Test the waters of free agency (tepid at best) or make a decision to carry on by going after four, six or eight or even 12 new members.

If you are a member of the American Athletic Conference this morning,  you are facing a tough choice.

Try and expand to 14, 16 or even 20 teams by expanding your footprint into Big 12 territory and beyond..

If I am Big 12 commissioner Bob Bowlsby this is what I do AFTER I settle the money buyout that will allow SEC bound members Oklahoma and Texas to leave by the start of next season.

I go big--from 8 to  14 teams--by asking UCF and UCF and Cincinnati to come to my party..--which would give you a footprint in Florida and a top tier team in  Cincinnati.

But then I would go radical.

 I would convince  Navy to move from the AAC, entice Army to leave its independence status in football and give myself western exposure by going after Air Force.
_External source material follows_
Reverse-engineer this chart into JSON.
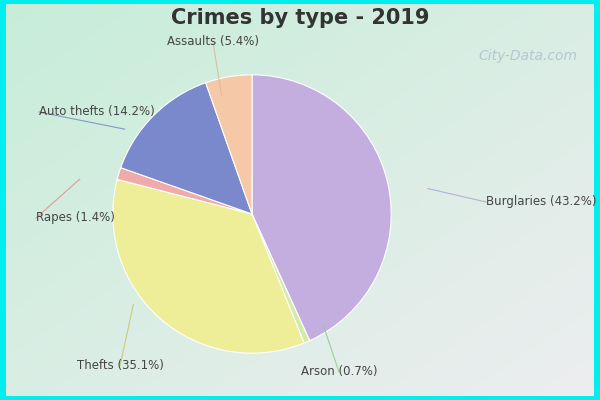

Combined, the three service academies have more market value than  any teams the AAC could pick up.

It would give the conference a great rivalry game in Army-Navy, which could  use as a lead rivalry weekend game, which could arguably also be the best rivalry in the  Big 12.

There would have to be some heavy negotiations about television right fees and the danger of the Atlantic Coast Conference could make a late run to go to 16 with an Army-Navy addition, but that might be too fast a lane for both schools preference as a football only presence.

The Big 12 could go to 16 teams by adding those six schools and then also go after Memphis and Boise State.

For AAC commissioner MIke Aresco, the choices are more limited. 

It seems unlikely that any Big 12 school will want to join the AAC.

Aresco's best and perhaps only move would be to attempt to form a 20 team mega conference COMBINING the AAC's 11 teams and the Big 12's 8 teams and then adding one more team (Army, Air Force,  BYU,  Boise State?) for a 20 team, 5 pod set up.

 Before any of that can happen, however, the Big 12 has to establish the exit fees for Oklahoma and Texas and get them out of the hen house ASAP.

It then has to determine that NONE of the remaining 8 Big 12 schools has enough market value to entice any serious free agent bids.

Once that issue is settled, the make up of the Big 12 and  AAC can be settled.

If I were the Big 12, I would use the military maneuver.